If I set my key size to 1 byte, my replication to zero, and my working set percentage to zero, then (according to the sizing guidelines) I still require 209 GB of in-memory space (across the cluster) for the overhead on 1 Billion keys.
Is it true that we need to reserve RAM for all of the metadata for all keys, retrieved or not? These two pages ( http://wiki.membase.org/display/membase/Memory+Quotas and http://wiki.membase.org/display/membase/Growing+Data+Sets+Beyond+Memory ) lead me to believe that we do -- or that each node will load the index of data that it contains into RAM).

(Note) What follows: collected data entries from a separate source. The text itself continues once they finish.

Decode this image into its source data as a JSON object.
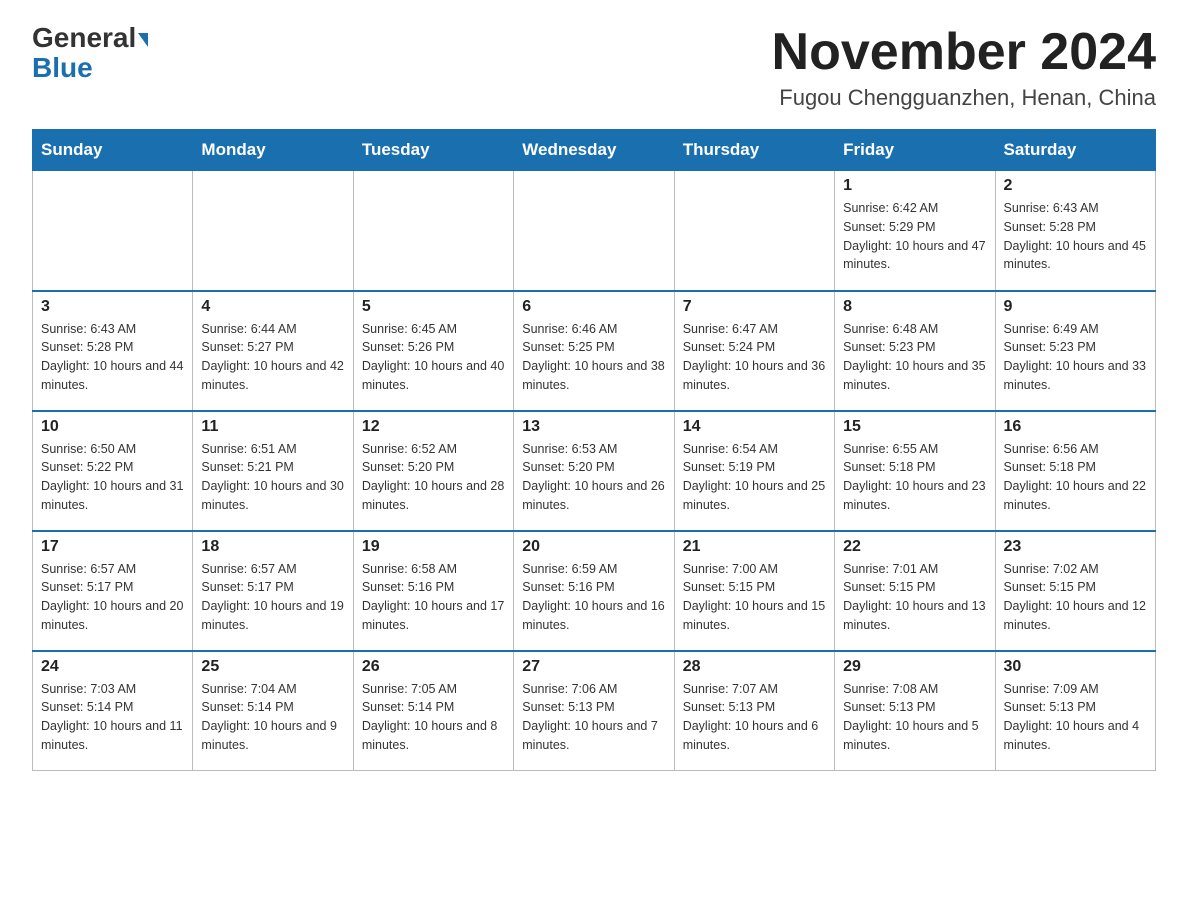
{
  "logo": {
    "part1": "General",
    "part2": "Blue"
  },
  "title": "November 2024",
  "subtitle": "Fugou Chengguanzhen, Henan, China",
  "days_of_week": [
    "Sunday",
    "Monday",
    "Tuesday",
    "Wednesday",
    "Thursday",
    "Friday",
    "Saturday"
  ],
  "weeks": [
    [
      {
        "day": "",
        "info": ""
      },
      {
        "day": "",
        "info": ""
      },
      {
        "day": "",
        "info": ""
      },
      {
        "day": "",
        "info": ""
      },
      {
        "day": "",
        "info": ""
      },
      {
        "day": "1",
        "info": "Sunrise: 6:42 AM\nSunset: 5:29 PM\nDaylight: 10 hours and 47 minutes."
      },
      {
        "day": "2",
        "info": "Sunrise: 6:43 AM\nSunset: 5:28 PM\nDaylight: 10 hours and 45 minutes."
      }
    ],
    [
      {
        "day": "3",
        "info": "Sunrise: 6:43 AM\nSunset: 5:28 PM\nDaylight: 10 hours and 44 minutes."
      },
      {
        "day": "4",
        "info": "Sunrise: 6:44 AM\nSunset: 5:27 PM\nDaylight: 10 hours and 42 minutes."
      },
      {
        "day": "5",
        "info": "Sunrise: 6:45 AM\nSunset: 5:26 PM\nDaylight: 10 hours and 40 minutes."
      },
      {
        "day": "6",
        "info": "Sunrise: 6:46 AM\nSunset: 5:25 PM\nDaylight: 10 hours and 38 minutes."
      },
      {
        "day": "7",
        "info": "Sunrise: 6:47 AM\nSunset: 5:24 PM\nDaylight: 10 hours and 36 minutes."
      },
      {
        "day": "8",
        "info": "Sunrise: 6:48 AM\nSunset: 5:23 PM\nDaylight: 10 hours and 35 minutes."
      },
      {
        "day": "9",
        "info": "Sunrise: 6:49 AM\nSunset: 5:23 PM\nDaylight: 10 hours and 33 minutes."
      }
    ],
    [
      {
        "day": "10",
        "info": "Sunrise: 6:50 AM\nSunset: 5:22 PM\nDaylight: 10 hours and 31 minutes."
      },
      {
        "day": "11",
        "info": "Sunrise: 6:51 AM\nSunset: 5:21 PM\nDaylight: 10 hours and 30 minutes."
      },
      {
        "day": "12",
        "info": "Sunrise: 6:52 AM\nSunset: 5:20 PM\nDaylight: 10 hours and 28 minutes."
      },
      {
        "day": "13",
        "info": "Sunrise: 6:53 AM\nSunset: 5:20 PM\nDaylight: 10 hours and 26 minutes."
      },
      {
        "day": "14",
        "info": "Sunrise: 6:54 AM\nSunset: 5:19 PM\nDaylight: 10 hours and 25 minutes."
      },
      {
        "day": "15",
        "info": "Sunrise: 6:55 AM\nSunset: 5:18 PM\nDaylight: 10 hours and 23 minutes."
      },
      {
        "day": "16",
        "info": "Sunrise: 6:56 AM\nSunset: 5:18 PM\nDaylight: 10 hours and 22 minutes."
      }
    ],
    [
      {
        "day": "17",
        "info": "Sunrise: 6:57 AM\nSunset: 5:17 PM\nDaylight: 10 hours and 20 minutes."
      },
      {
        "day": "18",
        "info": "Sunrise: 6:57 AM\nSunset: 5:17 PM\nDaylight: 10 hours and 19 minutes."
      },
      {
        "day": "19",
        "info": "Sunrise: 6:58 AM\nSunset: 5:16 PM\nDaylight: 10 hours and 17 minutes."
      },
      {
        "day": "20",
        "info": "Sunrise: 6:59 AM\nSunset: 5:16 PM\nDaylight: 10 hours and 16 minutes."
      },
      {
        "day": "21",
        "info": "Sunrise: 7:00 AM\nSunset: 5:15 PM\nDaylight: 10 hours and 15 minutes."
      },
      {
        "day": "22",
        "info": "Sunrise: 7:01 AM\nSunset: 5:15 PM\nDaylight: 10 hours and 13 minutes."
      },
      {
        "day": "23",
        "info": "Sunrise: 7:02 AM\nSunset: 5:15 PM\nDaylight: 10 hours and 12 minutes."
      }
    ],
    [
      {
        "day": "24",
        "info": "Sunrise: 7:03 AM\nSunset: 5:14 PM\nDaylight: 10 hours and 11 minutes."
      },
      {
        "day": "25",
        "info": "Sunrise: 7:04 AM\nSunset: 5:14 PM\nDaylight: 10 hours and 9 minutes."
      },
      {
        "day": "26",
        "info": "Sunrise: 7:05 AM\nSunset: 5:14 PM\nDaylight: 10 hours and 8 minutes."
      },
      {
        "day": "27",
        "info": "Sunrise: 7:06 AM\nSunset: 5:13 PM\nDaylight: 10 hours and 7 minutes."
      },
      {
        "day": "28",
        "info": "Sunrise: 7:07 AM\nSunset: 5:13 PM\nDaylight: 10 hours and 6 minutes."
      },
      {
        "day": "29",
        "info": "Sunrise: 7:08 AM\nSunset: 5:13 PM\nDaylight: 10 hours and 5 minutes."
      },
      {
        "day": "30",
        "info": "Sunrise: 7:09 AM\nSunset: 5:13 PM\nDaylight: 10 hours and 4 minutes."
      }
    ]
  ]
}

From an economic standpoint, that would mean that if one is going to have a billion items in storage, most of them had better be paying for themselves. That's not my situation: my use case is one where the working set is much much smaller than my overall data set -- 0.1 % is more like it. So most of my data is "cold", and is _unlikely_ ever to be retrieved again, so I don't want to have to burn valuable memory to point to that data. Do I have any options, from a Membase standpoint?